Basic Biology V
Stem Cell Use:
Embryonic Stem Cell
Human embryonic stem cells (hESCs) are capable of unlimited reproduction and retain the ability to differentiate into all cell types in the human body. Therefore, hESCs hold great promise for human cell and tissue replacement therapy. However, our knowledge on how to differentiate them into desired cell types for therapy remains limited. The overall goal of this proposal is to address this lack of knowledge to improve the feasibility of large production of hESCs and routine derivation of therapeutically valuable cells from hESCs. We propose to establish a systems biology approach, which will be continuously optimized with our experimental data, to provide intelligent guidance on how to differentiate hESCs into various cell lineages for therapy. The combination of the proposed bioinformatics and experimental approaches will provide a unique opportunity to address the needs for hESC-based replacement therapy.

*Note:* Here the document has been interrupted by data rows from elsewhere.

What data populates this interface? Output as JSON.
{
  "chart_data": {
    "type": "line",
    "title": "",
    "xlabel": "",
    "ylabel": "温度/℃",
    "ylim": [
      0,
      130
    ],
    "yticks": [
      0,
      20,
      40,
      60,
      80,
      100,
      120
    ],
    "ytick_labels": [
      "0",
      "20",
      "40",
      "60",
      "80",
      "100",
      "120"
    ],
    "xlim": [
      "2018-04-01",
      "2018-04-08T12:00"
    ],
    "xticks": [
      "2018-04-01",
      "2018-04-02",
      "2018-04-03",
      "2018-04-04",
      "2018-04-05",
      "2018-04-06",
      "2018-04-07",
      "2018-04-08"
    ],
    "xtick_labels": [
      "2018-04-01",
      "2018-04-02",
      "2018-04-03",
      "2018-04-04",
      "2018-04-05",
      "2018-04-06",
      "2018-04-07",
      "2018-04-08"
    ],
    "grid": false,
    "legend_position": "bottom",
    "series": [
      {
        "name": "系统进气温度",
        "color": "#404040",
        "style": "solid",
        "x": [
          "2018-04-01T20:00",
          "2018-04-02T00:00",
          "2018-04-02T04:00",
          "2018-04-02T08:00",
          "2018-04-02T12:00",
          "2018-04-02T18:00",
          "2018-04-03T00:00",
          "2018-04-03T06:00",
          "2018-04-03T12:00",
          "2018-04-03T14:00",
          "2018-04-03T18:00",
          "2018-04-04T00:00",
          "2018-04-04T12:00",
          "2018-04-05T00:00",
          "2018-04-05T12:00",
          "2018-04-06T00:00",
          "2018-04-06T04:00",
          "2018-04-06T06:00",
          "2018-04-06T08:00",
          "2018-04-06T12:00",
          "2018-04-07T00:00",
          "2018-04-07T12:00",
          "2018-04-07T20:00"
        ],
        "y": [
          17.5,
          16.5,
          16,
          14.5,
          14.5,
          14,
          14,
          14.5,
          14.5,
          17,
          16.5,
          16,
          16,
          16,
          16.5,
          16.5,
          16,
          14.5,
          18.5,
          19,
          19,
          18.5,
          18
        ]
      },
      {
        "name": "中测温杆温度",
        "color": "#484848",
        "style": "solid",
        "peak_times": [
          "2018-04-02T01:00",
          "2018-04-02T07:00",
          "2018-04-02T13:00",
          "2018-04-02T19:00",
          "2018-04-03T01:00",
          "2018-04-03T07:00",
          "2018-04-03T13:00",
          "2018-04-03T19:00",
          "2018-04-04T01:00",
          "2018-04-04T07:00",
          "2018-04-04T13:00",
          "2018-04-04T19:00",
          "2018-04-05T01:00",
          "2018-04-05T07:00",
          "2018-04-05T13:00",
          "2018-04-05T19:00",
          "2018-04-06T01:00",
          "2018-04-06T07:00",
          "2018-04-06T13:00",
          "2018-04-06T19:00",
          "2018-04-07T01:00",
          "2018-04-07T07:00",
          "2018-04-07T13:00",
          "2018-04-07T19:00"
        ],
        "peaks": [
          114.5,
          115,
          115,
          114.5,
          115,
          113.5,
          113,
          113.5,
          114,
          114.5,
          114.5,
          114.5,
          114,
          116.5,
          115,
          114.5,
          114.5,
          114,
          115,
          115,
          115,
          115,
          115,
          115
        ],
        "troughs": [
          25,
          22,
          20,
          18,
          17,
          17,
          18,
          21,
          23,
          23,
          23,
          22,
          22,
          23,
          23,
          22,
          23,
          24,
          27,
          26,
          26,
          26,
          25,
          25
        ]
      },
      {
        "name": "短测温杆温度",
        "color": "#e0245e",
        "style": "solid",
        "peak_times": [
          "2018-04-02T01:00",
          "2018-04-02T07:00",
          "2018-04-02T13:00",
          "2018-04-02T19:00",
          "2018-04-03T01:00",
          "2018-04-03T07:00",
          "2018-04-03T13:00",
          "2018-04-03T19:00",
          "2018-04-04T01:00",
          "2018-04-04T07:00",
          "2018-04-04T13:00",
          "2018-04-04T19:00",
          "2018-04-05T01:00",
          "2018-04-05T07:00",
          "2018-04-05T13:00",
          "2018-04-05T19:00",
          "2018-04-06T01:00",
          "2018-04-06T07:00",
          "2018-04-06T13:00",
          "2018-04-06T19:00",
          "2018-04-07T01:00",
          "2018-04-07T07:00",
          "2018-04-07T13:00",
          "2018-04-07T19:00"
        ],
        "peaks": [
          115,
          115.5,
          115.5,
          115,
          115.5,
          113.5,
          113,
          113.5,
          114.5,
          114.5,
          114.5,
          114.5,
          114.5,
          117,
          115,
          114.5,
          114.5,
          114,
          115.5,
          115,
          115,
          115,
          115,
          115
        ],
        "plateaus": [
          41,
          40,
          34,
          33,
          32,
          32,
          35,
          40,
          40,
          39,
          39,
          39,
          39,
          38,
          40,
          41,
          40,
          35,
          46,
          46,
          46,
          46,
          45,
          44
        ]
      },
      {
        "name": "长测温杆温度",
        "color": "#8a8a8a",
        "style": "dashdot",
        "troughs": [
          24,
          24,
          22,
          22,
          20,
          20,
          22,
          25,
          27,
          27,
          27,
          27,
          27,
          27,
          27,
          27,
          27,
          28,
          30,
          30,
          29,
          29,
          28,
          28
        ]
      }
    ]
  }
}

Statement of Benefit to California:
Human embryonic stem cells (hESCs) are capable of unlimited self-renewal and retain the ability to differentiate into all cell types in the human body. Therefore, hESCs hold great promise for human cell and tissue replacement therapy. However, due to our limited knowledge of the mechanism underlying the self-renewal and lineage-specific differentiation, it becomes increasingly urgent that more effort must be made to address these knowledge bottlenecks. Our overall goal is to establish a systems biology approach to provide intelligent guidance for our experimental effort to elucidate the mechanisms underlying the lineage-specific differentiation. Achieving this goal will significantly improve our capacity for reliable differentiation of these cells into therapeutically useful cell types. Therefore, the proposed research will benefit California citizens by contributing to the eventual realization of the therapeutic potential of hESCs.
We have made significant progress in developing a systems biology framework towards understanding the regulatory mechanisms of directing differentiation of human embryonic stem cells (hESCs) into specific lineage. The goal of this project is to build genetic regulatory network in hESC and differentiated cells, and reveal the regulatory interactions at the systems level that are critical for lineage specification. In the first year of the funding period, we have completed the aim of identifying regulatory elements in hESC and the four hESC-derived cells by integrating genomic and epigenomic data. This is a powerful method that is general and would have broad applications in constructing cell-type specific genetic networks. Building these networks is essential for deriving cocktails of driving hESC to differentiate into a specific lineage in the following years. In parallel to our computational efforts, we also started experiments to monitor the directed differentiation of hESC into a specific lineage, which will reveal the molecular mechanisms of the computationally predicted cocktails for directed differentiation. Once completed, this project will open a new avenue of developing novel differentiation protocols of differentiating hESC to a specific cell type that can be used for regenerative medicine. The systems biology method developed in this project will help to avoid tedious trial-and-error approach and greatly facilitate design of new protocols much more efficiently.